For Christmas I got the Maxwell's Managers of Our Homes and was so excited!! I just knew this was going to be the answer to the scheduling problems that we were having and the consistency problems we were having...I did not realize at the time that it was an answer to prayer...but a totally different answer than I was looking for.
I started going through the book (which I LOVE by the way and will continue to use it in our homeschooling journey!!) and started trying to piece the schedule together and it kept hitting me that I did not have a quiet time with the Lord and started wondering if that was where my problem was. So I decided to schedule it in...I knew I was going to have to do it first thing in the morning because that was the only time it was going to work without the kids being around...I knew I was going to have to wake up way earlier than I have been to get it done. I am so NOT a morning person but I thought I would give it a shot!!
OMG!! That was what I needed. I needed that time to spend in the Word and in prayer and submitting my will to God and accepting His will. (It has become my favorite time of the day!) I slowly started recognizing his voice telling me to "wait, they are so young, they need learning through living, they need play time, there is plenty of time for school" and I started backing off.
Let me tell you I have been happier and the kids have been happier. And I have found so many different opportunities for learning through living and my kids are learning so much about character and how to behave and how to act and our learning basic life skills that I now believe more than ever is what they are suppose to be learning at this age. There is plenty of time later for academics!

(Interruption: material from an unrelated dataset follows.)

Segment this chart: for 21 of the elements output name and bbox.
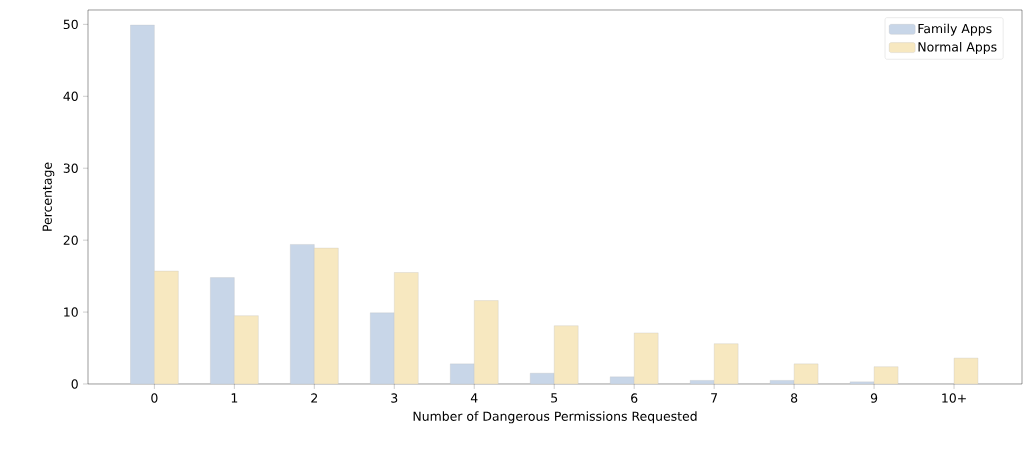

I have put my camera down and have not even worried about my blogs and have just enjoyed my kids!
And since I have been seeking God every morning for His will I have been guided to the correct curriculum to start this fall (Seth just turned 5 in March) and things are falling neatly into place. (btw - we are doing My Father's World)
I am truly looking forward to starting kindergarten with Seth this fall! I am so looking forward to God leading our schedule and can't wait to see what He has planned for us!
What does this mean for this blog? At this point I just don't know. I do know that it will not be a priority. I'm sorry if that upsets some but hopefully you understand that my kids have to be my priority. I am hoping that it can be away where I can record some fun things we do and share some things! I am still wrestling with whether or not our lives needs to be so publicly displayed and whether or not this would be better if it was private. Time will tell on that.
Please be aware that I probably won't be on here much still in the next few months. Once we get started with kindergarten in the fall who knows...we will just see.